Siyyara melirik Gallen yang sedari tadi fokus menyetir, dia tersenyum licik, sekali-kali ngetes Gallen tidak masalah, bukan?


"Gallen," rengek Siyyara.


"Iya."


"Tadi siang yang bersamamu itu siapa?"


Gallen menoleh ke arah Siyyara.


"Kenapa, Siyya?"


"Karena aku pikir dia tidak hanya teman kerja kamu, sebelumnya juga dia menemui mu di parkiran saat kamu ingin mengantarku pulang, dia terlihat akrab sekali denganmu," ucap Siyyara dengan wajah dibuat cemberut.


Gallen gelagapan sendiri, dia bingung ingin menjelaskan kepada Siyyara seperti apa. Dia takut kalau Siyyara akan salah paham, dia tidak ingin kehilangan kekasihnya itu.


"Siyya, dia itu hanya teman ku saja tidak lebih. Jadi jangan berpikir yang aneh-aneh ya," pinta Gallen.


"Gallen."


"Iya?"


"Menurutmu temanmu itu cantik tidak?" Tanya Siyyara dengan wajah yang masih menatap Gallen, dia ingin melihat Gallen menjawab pertanyaan nya dengan jujur.


"Cantik," jawab Gallen dengan wajah datar. Tetapi jawaban Gallen membuat Siyyara sesak napas. Entah mengapa rasanya dia tidak rela Gallen menjawab dengan jawaban itu.


"Lalu aku?" Tanya Siyyara lagi.


"Apa, Siyya?" Gallen tidak mengerti dengan arah pembicaraan Siyyara.


"Apa aku cantik?"


Gallen tersedak, mengapa Siyyara menanyakan hal itu? Gallen gugup ingin menjawab apa, tetapi Gallen dengan pandainya menutupi kegugupannya dengan memasang wajah super datar.


"Kenapa bertanya seperti itu?" Gallen balik bertanya.


"Karena kamu bilang teman perempuan mu itu cantik, otomatis secara tidak langsung kamu sudah tertarik dengannya. Lalu bagaimana denganku? Jika kamu lebih memilih temanmu itu, maka aku ingin kita putus sekarang!"


"Si-siyya, dengarkan aku. Aku kan tadi hanya menjawab pertanyaan mu saja."


"Pokoknya bagi ku, kamu telah memuji wanita lain, aku tidak suka!"


"Jadi kamu cemburu?" Gallen tersenyum saat melihat tingkah labil gadisnya.


"Ti-tidak," jawab Siyyara cepat.


"Kamu jauh lebih cantik dari dia, jadi jangan membandingkan dirimu dengannya." Gallen menatap Siyyara dalam, setelah itu dia kembali menatap ke depan, kembali fokus menyetir.


Siyyara mengigit bibir bawahnya saat mendengar jawaban Gallen. Hatinya seperti di taburi banyak bunga, dia sangat suka dengan ucapan Gallen yang tadi.


"Gallen," panggil Siyyara lagi.


"Aku seksi tidak?
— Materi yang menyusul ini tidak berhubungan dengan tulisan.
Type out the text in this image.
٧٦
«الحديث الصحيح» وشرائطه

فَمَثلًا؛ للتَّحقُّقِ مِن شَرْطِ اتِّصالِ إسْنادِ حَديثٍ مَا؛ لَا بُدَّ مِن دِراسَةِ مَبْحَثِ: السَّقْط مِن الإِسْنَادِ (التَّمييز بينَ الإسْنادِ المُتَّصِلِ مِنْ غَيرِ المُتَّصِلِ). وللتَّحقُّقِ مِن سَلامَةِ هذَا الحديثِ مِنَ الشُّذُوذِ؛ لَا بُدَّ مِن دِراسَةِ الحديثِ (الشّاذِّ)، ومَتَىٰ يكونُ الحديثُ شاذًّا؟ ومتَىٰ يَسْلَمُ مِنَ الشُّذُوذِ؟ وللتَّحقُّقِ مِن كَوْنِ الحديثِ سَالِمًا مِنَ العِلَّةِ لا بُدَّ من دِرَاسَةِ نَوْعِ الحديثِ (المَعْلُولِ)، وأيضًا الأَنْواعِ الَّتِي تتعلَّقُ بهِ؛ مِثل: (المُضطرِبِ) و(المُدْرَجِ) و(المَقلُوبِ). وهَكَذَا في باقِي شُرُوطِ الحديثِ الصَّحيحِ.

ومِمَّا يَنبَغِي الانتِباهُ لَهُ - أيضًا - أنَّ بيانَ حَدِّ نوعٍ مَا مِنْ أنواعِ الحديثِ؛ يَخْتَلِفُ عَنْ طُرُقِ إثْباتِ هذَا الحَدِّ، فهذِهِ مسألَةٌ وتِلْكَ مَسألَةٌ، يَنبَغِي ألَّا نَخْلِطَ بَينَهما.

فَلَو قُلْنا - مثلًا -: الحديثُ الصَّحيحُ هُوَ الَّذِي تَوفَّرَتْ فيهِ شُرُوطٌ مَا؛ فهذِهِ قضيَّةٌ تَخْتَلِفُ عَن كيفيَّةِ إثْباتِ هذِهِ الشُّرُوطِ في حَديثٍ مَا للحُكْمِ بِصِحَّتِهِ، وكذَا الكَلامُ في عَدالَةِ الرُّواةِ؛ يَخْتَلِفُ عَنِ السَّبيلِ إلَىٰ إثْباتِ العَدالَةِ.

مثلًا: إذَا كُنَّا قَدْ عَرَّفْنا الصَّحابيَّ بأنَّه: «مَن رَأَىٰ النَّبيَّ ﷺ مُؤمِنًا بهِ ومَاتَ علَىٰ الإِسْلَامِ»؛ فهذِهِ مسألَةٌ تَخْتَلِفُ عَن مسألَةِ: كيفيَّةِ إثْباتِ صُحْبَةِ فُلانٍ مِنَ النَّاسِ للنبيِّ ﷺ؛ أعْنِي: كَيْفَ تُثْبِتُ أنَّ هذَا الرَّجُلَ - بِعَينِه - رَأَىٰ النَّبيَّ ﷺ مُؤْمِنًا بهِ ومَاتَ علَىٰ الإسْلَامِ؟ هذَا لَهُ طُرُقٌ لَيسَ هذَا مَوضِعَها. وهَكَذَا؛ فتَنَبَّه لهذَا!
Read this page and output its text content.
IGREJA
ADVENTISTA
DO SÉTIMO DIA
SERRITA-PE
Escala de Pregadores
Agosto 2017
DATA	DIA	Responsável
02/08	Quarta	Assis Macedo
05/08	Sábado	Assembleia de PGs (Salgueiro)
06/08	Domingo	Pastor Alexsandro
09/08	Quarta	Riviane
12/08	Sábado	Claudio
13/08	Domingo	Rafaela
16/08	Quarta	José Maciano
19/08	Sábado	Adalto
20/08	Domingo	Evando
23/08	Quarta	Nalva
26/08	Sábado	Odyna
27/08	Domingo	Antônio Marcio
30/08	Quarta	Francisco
Lebih seksi mana antara aku dengan temanmu itu?" Tanya Siyyara dengan wajah tanpa dosa.


Ingin sekali Gallen membenturkan kepalanya di stir saat ini juga, mengapa tiba-tiba Siyyara bertanya seperti itu? Apa Siyyara berniat menggodanya? Tanpa di goda pun Gallen akan sangat tergoda.
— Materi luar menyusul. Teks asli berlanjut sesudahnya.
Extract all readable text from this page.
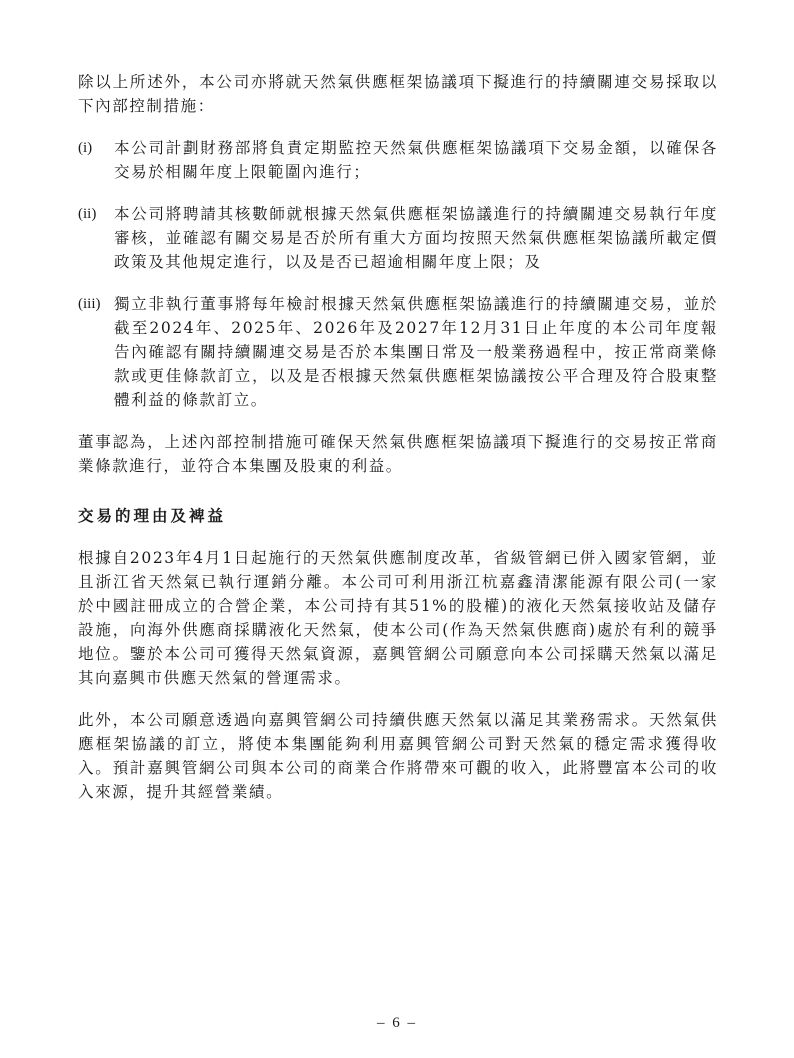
除以上所述外，本公司亦將就天然氣供應框架協議項下擬進行的持續關連交易採取以下內部控制措施：

(i)	本公司計劃財務部將負責定期監控天然氣供應框架協議項下交易金額，以確保各交易於相關年度上限範圍內進行；
(ii)	本公司將聘請其核數師就根據天然氣供應框架協議進行的持續關連交易執行年度審核，並確認有關交易是否於所有重大方面均按照天然氣供應框架協議所載定價政策及其他規定進行，以及是否已超逾相關年度上限；及
(iii) 獨立非執行董事將每年檢討根據天然氣供應框架協議進行的持續關連交易，並於截至2024年、2025年、2026年及2027年12月31日止年度的本公司年度報告內確認有關持續關連交易是否於本集團日常及一般業務過程中，按正常商業條款或更佳條款訂立，以及是否根據天然氣供應框架協議按公平合理及符合股東整體利益的條款訂立。

董事認為，上述內部控制措施可確保天然氣供應框架協議項下擬進行的交易按正常商業條款進行，並符合本集團及股東的利益。

交易的理由及裨益

根據自2023年4月1日起施行的天然氣供應制度改革，省級管網已併入國家管網，並且浙江省天然氣已執行運銷分離。本公司可利用浙江杭嘉鑫清潔能源有限公司(一家於中國註冊成立的合營企業，本公司持有其51%的股權)的液化天然氣接收站及儲存設施，向海外供應商採購液化天然氣，使本公司(作為天然氣供應商)處於有利的競爭地位。鑒於本公司可獲得天然氣資源，嘉興管網公司願意向本公司採購天然氣以滿足其向嘉興市供應天然氣的營運需求。

此外，本公司願意透過向嘉興管網公司持續供應天然氣以滿足其業務需求。天然氣供應框架協議的訂立，將使本集團能夠利用嘉興管網公司對天然氣的穩定需求獲得收入。預計嘉興管網公司與本公司的商業合作將帶來可觀的收入，此將豐富本公司的收入來源，提升其經營業績。

– 6 –
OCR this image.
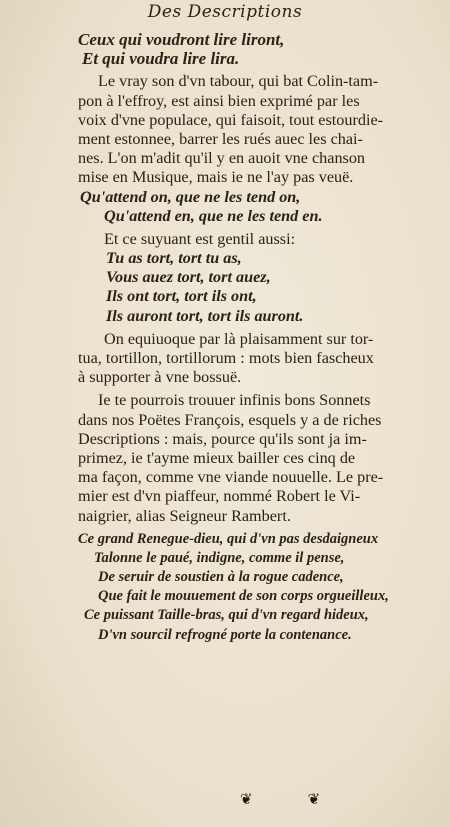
Des Descriptions
Ceux qui voudront lire liront,
Et qui voudra lire lira.
Le vray son d'vn tabour, qui bat Colin-tam-
pon à l'effroy, est ainsi bien exprimé par les
voix d'vne populace, qui faisoit, tout estourdie-
ment estonnee, barrer les rués auec les chai-
nes. L'on m'adit qu'il y en auoit vne chanson
mise en Musique, mais ie ne l'ay pas veuë.
Qu'attend on, que ne les tend on,
Qu'attend en, que ne les tend en.
Et ce suyuant est gentil aussi:
Tu as tort, tort tu as,
Vous auez tort, tort auez,
Ils ont tort, tort ils ont,
Ils auront tort, tort ils auront.
On equiuoque par là plaisamment sur tor-
tua, tortillon, tortillorum : mots bien fascheux
à supporter à vne bossuë.
Ie te pourrois trouuer infinis bons Sonnets
dans nos Poëtes François, esquels y a de riches
Descriptions : mais, pource qu'ils sont ja im-
primez, ie t'ayme mieux bailler ces cinq de
ma façon, comme vne viande nouuelle. Le pre-
mier est d'vn piaffeur, nommé Robert le Vi-
naigrier, alias Seigneur Rambert.
Ce grand Renegue-dieu, qui d'vn pas desdaigneux
Talonne le paué, indigne, comme il pense,
De seruir de soustien à la rogue cadence,
Que fait le mouuement de son corps orgueilleux,
Ce puissant Taille-bras, qui d'vn regard hideux,
D'vn sourcil refrogné porte la contenance.
❦	❦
"Siyya, sudah cukup. Jangan bertanya lagi, aku lagi menyetir."


"Tidak, Gallen. Kamu harus menjawab pertanyaan ku, apa aku tidak seksi?" Mata Siyyara sudah berkaca-kaca, dan Gallen semakin frustasi.
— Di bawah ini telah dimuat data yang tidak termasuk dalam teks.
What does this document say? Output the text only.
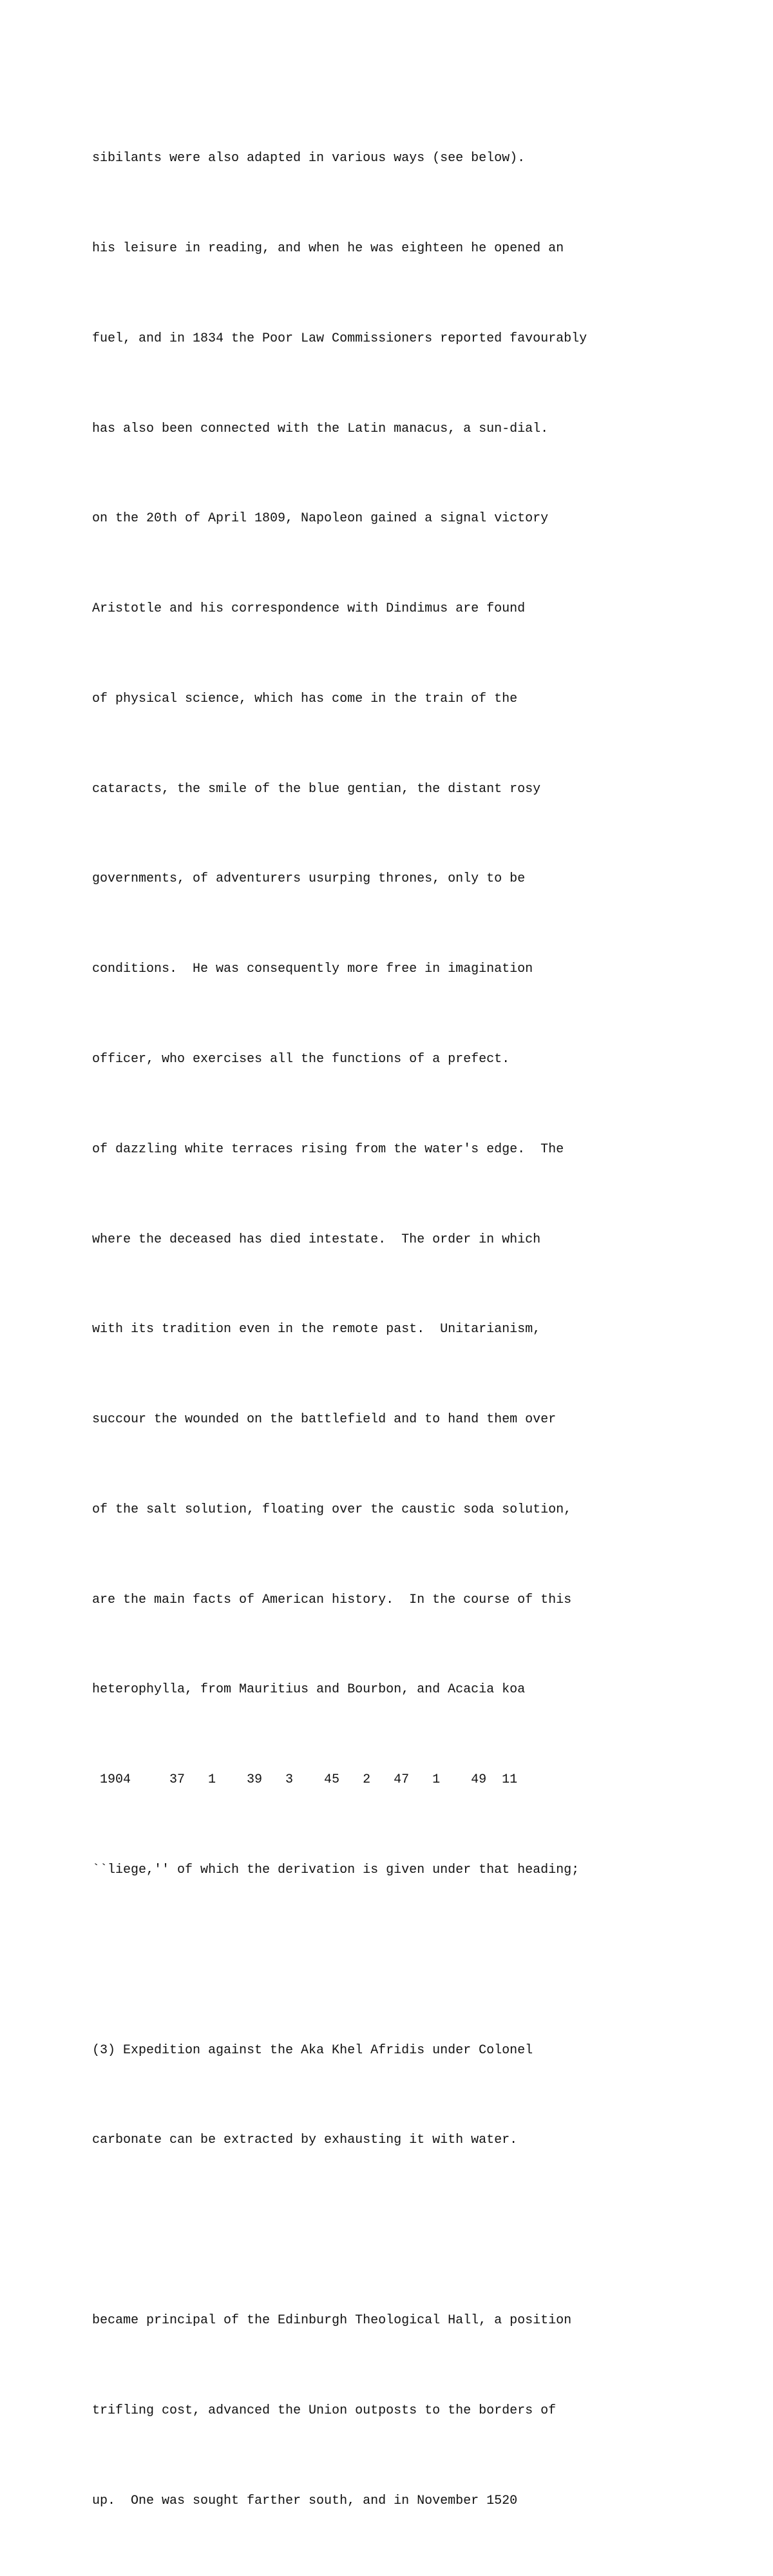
sibilants were also adapted in various ways (see below).

his leisure in reading, and when he was eighteen he opened an

fuel, and in 1834 the Poor Law Commissioners reported favourably

has also been connected with the Latin manacus, a sun-dial.

on the 20th of April 1809, Napoleon gained a signal victory

Aristotle and his correspondence with Dindimus are found

of physical science, which has come in the train of the

cataracts, the smile of the blue gentian, the distant rosy

governments, of adventurers usurping thrones, only to be

conditions.  He was consequently more free in imagination

officer, who exercises all the functions of a prefect.

of dazzling white terraces rising from the water's edge.  The

where the deceased has died intestate.  The order in which

with its tradition even in the remote past.  Unitarianism,

succour the wounded on the battlefield and to hand them over

of the salt solution, floating over the caustic soda solution,

are the main facts of American history.  In the course of this

heterophylla, from Mauritius and Bourbon, and Acacia koa

1904     37   1    39   3    45   2   47   1    49  11

``liege,'' of which the derivation is given under that heading;

(3) Expedition against the Aka Khel Afridis under Colonel

carbonate can be extracted by exhausting it with water.

became principal of the Edinburgh Theological Hall, a position

trifling cost, advanced the Union outposts to the borders of

up.  One was sought farther south, and in November 1520
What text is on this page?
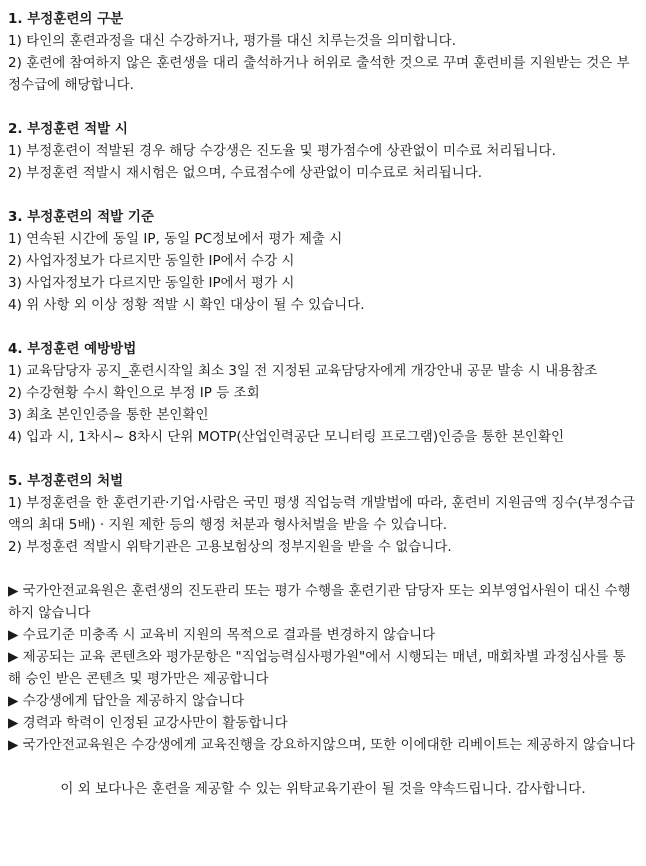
1. 부정훈련의 구분

1) 타인의 훈련과정을 대신 수강하거나, 평가를 대신 치루는것을 의미합니다.

2) 훈련에 참여하지 않은 훈련생을 대리 출석하거나 허위로 출석한 것으로 꾸며 훈련비를 지원받는 것은 부정수급에 해당합니다.

2. 부정훈련 적발 시

1) 부정훈련이 적발된 경우 해당 수강생은 진도율 및 평가점수에 상관없이 미수료 처리됩니다.

2) 부정훈련 적발시 재시험은 없으며, 수료점수에 상관없이 미수료로 처리됩니다.

3. 부정훈련의 적발 기준

1) 연속된 시간에 동일 IP, 동일 PC정보에서 평가 제출 시

2) 사업자정보가 다르지만 동일한 IP에서 수강 시

3) 사업자정보가 다르지만 동일한 IP에서 평가 시

4) 위 사항 외 이상 정황 적발 시 확인 대상이 될 수 있습니다.

4. 부정훈련 예방방법

1) 교육담당자 공지_훈련시작일 최소 3일 전 지정된 교육담당자에게 개강안내 공문 발송 시 내용참조

2) 수강현황 수시 확인으로 부정 IP 등 조회

3) 최초 본인인증을 통한 본인확인

4) 입과 시, 1차시~ 8차시 단위 MOTP(산업인력공단 모니터링 프로그램)인증을 통한 본인확인

5. 부정훈련의 처벌

1) 부정훈련을 한 훈련기관·기업·사람은 국민 평생 직업능력 개발법에 따라, 훈련비 지원금액 징수(부정수급액의 최대 5배) · 지원 제한 등의 행정 처분과 형사처벌을 받을 수 있습니다.

2) 부정훈련 적발시 위탁기관은 고용보험상의 정부지원을 받을 수 없습니다.

▶ 국가안전교육원은 훈련생의 진도관리 또는 평가 수행을 훈련기관 담당자 또는 외부영업사원이 대신 수행하지 않습니다

▶ 수료기준 미충족 시 교육비 지원의 목적으로 결과를 변경하지 않습니다

▶ 제공되는 교육 콘텐츠와 평가문항은 "직업능력심사평가원"에서 시행되는 매년, 매회차별 과정심사를 통해 승인 받은 콘텐츠 및 평가만은 제공합니다

▶ 수강생에게 답안을 제공하지 않습니다

▶ 경력과 학력이 인정된 교강사만이 활동합니다

▶ 국가안전교육원은 수강생에게 교육진행을 강요하지않으며, 또한 이에대한 리베이트는 제공하지 않습니다

이 외 보다나은 훈련을 제공할 수 있는 위탁교육기관이 될 것을 약속드립니다. 감사합니다.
"Kamu sangat seksi, Siyyara," jawab Gallen.


"Dasar mesum," sahut Siyyara.


"Astaghfirullah, kan tadi kamu yang tanya."


"Bagian mana yang membuatmu berkata bahwa aku seksi?" Tanya Siyyara lagi.


"Siyyara!" Geram Gallen karena frustasi.


Gallen menghela napas lelah, sudah cukup. Dia tidak akan meladeni Siyyara lagi. Biarlah gadis itu merengek-rengek minta jawaban, Gallen tidak akan jawab. Karena pertanyaan Siyyara sangat tidak mungkin dia jawab.